Thursday, December 4, 2014

Woolf's 'The Voyage Out' highlights sexism and the vast gulfs between people

Virginia Woolf's first novel, "The Voyage Out," is one of her lesser-known books but it introduces some of her key ideas about gender and religion. This article was originally posted to Helium Network on May 30, 2012.

Virginia Woolf's first novel, "The Voyage Out," is one of her lesser-known books but it introduces some of her key ideas about gender and religion as well as the character Mrs. Dalloway who reappears in a later work. It was published in 1915 in England and in 1920 in the United States.

The novel follows Rachel Vinrace, a young woman who innately resists the polite society of her white, upper-middle-class English background but isn't yet quite sure how to assert herself or what sort of relationships to form. She lives more in her head than her heart. Emotionally she is a bit numb and she sees entanglement with others as a liability. Her new social crowd leads her to believe she is poorly educated, too, so she tries her best to catch up on her reading. The story is not primarily driven by action, as for many pages the characters are stuck on a boat and mostly sit around and talk, but rather by their charged banter.

Men pose infuriating comments such as, "no woman has what I may call the political instinct," "you've no respect for facts, Rachel; you're essentially feminine," and "have you got a mind, or are you like the rest of your sex?" Sometimes this is in the context of discussing women's suffrage, a contemporary British issue (women did not yet have the right to vote when Woolf wrote the novel), and sometimes these comments are made for no apparent reason.

Rachel is only occasionally annoyed. She largely absorbs this kind of sexism, making assumptions about other women such as: "she would be vacillating, emotional, and when you said something to her it would make no more lasting impression than the stroke of a stick upon water. There was nothing to take hold of in girls - nothing hard, permanent, satisfactory."

Rachel has a love affair of sorts with an aspiring novelist named Terence Hewet. His soliloquies begin with lines like "You're not beautiful, but I like your face" and go downhill from there. It is in both of their natures to be argumentative and brooding. In their chaste relationship they frequently fall silent. Somehow she consents to marry him and seems moderately convinced that she is happy in the engagement.

Terence claims to be penning a book on silence, especially on what people are really thinking when they refrain from voicing their feelings to each other. Every time silence is mentioned in the book, it therefore carries special weight. The pair furthermore entertain the notion that people can perceive each other's true natures just by staring. Terence defends his interest in writing by averring that "one doesn't want to be things; one wants merely to be allowed to see them."

When their engagement disintegrates as quickly and mysteriously as it had arisen, they stare at their mirrored reflections in a poignant moment: "But it chilled them to see themselves in the glass, for instead of being vast and indivisible they were really very small and separate, the size of the glass leaving a large space for the reflection of other things."

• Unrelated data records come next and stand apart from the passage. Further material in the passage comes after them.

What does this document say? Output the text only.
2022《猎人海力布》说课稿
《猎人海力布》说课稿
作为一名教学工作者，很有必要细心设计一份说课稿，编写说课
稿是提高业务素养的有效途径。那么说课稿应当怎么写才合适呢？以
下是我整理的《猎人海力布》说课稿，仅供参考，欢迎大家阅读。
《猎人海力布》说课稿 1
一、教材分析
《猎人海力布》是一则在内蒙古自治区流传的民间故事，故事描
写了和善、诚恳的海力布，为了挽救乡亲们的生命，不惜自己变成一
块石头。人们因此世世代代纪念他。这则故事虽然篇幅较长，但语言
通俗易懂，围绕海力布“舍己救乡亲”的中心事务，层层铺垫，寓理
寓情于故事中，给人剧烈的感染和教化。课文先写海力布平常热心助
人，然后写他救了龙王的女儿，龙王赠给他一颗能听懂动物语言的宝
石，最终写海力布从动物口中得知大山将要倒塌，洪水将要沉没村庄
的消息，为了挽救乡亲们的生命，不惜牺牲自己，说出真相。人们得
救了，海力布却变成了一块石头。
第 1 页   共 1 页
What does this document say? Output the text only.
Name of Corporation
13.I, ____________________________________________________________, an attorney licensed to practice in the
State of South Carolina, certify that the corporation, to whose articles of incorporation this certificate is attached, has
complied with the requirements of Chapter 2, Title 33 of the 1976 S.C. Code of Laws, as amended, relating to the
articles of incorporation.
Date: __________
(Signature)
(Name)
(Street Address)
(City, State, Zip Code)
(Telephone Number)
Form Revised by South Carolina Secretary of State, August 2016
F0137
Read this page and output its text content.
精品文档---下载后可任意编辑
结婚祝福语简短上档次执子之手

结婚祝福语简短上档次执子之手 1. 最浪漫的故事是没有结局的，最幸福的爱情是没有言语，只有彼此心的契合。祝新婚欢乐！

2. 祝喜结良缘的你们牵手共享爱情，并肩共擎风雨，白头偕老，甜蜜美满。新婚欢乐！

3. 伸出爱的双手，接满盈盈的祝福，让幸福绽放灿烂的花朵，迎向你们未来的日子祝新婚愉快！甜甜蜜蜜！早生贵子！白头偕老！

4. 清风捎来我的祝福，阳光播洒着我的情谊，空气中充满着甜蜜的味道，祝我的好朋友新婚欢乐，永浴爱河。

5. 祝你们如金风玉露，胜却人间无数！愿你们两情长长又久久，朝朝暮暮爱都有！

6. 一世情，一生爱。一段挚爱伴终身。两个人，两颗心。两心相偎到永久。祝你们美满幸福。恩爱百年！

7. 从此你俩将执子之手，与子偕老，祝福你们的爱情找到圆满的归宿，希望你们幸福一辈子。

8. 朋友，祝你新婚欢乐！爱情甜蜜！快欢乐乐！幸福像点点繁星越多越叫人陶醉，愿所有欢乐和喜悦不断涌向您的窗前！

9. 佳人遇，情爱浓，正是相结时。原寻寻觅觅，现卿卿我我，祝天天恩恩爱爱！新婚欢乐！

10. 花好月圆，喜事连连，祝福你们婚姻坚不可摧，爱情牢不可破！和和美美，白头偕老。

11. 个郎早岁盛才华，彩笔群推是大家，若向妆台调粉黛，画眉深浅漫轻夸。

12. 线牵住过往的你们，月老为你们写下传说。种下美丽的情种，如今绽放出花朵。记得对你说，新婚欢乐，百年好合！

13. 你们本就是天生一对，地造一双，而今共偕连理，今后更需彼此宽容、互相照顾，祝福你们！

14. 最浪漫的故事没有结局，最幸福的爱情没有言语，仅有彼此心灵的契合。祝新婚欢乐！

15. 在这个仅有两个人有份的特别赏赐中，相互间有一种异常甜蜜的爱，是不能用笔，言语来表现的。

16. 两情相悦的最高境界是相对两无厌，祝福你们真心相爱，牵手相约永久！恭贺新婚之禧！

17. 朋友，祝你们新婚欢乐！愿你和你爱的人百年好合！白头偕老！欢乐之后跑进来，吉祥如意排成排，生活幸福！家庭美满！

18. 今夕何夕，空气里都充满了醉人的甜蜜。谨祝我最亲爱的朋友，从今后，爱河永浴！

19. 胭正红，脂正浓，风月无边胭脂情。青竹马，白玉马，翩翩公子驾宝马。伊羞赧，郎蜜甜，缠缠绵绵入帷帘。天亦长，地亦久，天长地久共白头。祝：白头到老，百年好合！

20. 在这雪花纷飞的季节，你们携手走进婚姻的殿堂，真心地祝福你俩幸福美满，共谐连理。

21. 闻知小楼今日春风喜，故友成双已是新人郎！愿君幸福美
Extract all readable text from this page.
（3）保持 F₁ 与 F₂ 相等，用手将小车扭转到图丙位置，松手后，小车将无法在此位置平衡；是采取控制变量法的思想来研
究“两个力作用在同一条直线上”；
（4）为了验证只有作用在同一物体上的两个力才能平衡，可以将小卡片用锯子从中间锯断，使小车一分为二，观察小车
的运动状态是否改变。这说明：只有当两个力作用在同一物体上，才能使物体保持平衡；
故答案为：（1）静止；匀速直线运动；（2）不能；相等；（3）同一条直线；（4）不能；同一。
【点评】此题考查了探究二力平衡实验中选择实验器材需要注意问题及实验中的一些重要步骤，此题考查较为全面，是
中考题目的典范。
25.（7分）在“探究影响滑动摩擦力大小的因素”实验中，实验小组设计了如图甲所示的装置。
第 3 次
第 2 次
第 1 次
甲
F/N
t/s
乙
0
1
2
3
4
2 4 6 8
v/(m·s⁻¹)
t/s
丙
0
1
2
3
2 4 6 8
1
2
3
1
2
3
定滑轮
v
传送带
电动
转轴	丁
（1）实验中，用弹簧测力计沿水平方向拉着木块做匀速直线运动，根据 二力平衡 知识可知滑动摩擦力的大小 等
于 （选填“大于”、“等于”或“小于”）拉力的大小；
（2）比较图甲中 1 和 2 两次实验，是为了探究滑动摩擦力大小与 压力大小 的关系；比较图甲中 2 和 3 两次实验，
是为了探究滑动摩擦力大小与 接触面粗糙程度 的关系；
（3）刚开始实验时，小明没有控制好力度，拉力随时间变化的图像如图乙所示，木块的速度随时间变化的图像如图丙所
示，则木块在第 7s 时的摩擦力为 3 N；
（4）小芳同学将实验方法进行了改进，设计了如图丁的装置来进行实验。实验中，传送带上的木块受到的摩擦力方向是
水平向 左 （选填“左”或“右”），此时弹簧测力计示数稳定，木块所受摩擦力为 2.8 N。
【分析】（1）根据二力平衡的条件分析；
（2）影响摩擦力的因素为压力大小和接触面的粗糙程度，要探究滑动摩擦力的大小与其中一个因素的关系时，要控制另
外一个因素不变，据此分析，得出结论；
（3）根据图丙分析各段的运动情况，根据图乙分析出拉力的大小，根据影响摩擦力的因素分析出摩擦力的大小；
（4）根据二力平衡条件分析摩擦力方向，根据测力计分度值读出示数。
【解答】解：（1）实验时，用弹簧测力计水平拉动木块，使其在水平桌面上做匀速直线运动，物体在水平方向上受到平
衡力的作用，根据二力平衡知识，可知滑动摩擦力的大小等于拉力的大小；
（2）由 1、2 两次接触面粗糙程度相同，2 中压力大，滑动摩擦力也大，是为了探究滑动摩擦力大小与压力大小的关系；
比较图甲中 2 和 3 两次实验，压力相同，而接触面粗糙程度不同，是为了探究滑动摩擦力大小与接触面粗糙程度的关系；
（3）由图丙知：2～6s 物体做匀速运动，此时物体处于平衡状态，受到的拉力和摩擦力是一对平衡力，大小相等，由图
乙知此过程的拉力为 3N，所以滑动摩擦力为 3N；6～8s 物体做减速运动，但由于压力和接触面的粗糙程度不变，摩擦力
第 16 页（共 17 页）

An example of this visual contemplation is provided by another young woman who worries she is failing to gain Rachel's friendship: "Falling silent she looked at her visitor [Rachel], her shoes, her stockings, the combs in her hair, all the details of her dress in short, as though by seizing every detail she might get closer to the life within." Later in the book, Rachel outright refuses to go to tea at another woman's house, vowing that "I'd rather have my right hand sawn in pieces – just imagine! the eyes of all those women!" Her ex-beau Terence reassures her: "Who wants to look at you?"

Atheism is also a recurring theme. One extended passage describes Rachel perceiving a church service in a new light and finding herself in "acute discomfort" as though "forced to sit through an unsatisfactory piece of music badly played." The problem is that "all round her were people pretending to feel what they did not feel, while somewhere above her floated the idea which they could none of them grasp, which they pretended to grasp," and this sheeplike herd (which Woolf describes as "baaing") listens to the preacher "saying things which misrepresented the idea" at which they grasp.

Rachel's attempt to interpret the emotion of one devotee in the church pew simply by staring at her face results in her conclusion that the woman is "slavishly acquiescente, she was adoring ...something shallow and smug, clinging to it ... She was a limpet, with the sensitive side of her stuck to a rock, for ever dead to the rush of fresh and beautiful things past her." At this moment, Rachel consciously rejects the Christian belief of her childhood, although this doesn't noticeably affect her thoughts or behavior.

One line about a woman who had committed suicide is particularly eerie. "Why do people kill themselves? Why do the lower orders do any of the things they do do? Nobody knows. They sat in silence." The author drowned herself in 1941. This resulted in all her work entering the public domain in 2012 in Great Britain, where copyright law covers work for 70 years following an author's death.

Although "The Voyage Out" cannot be described as a gripping tale, it provides insight into a certain social class in a certain era. It illuminates Virginia Woolf's perspective as an author and be used to interpret some of her later works.

Photo of fence at ocean edge taken in San Francisco by Tucker Lieberman.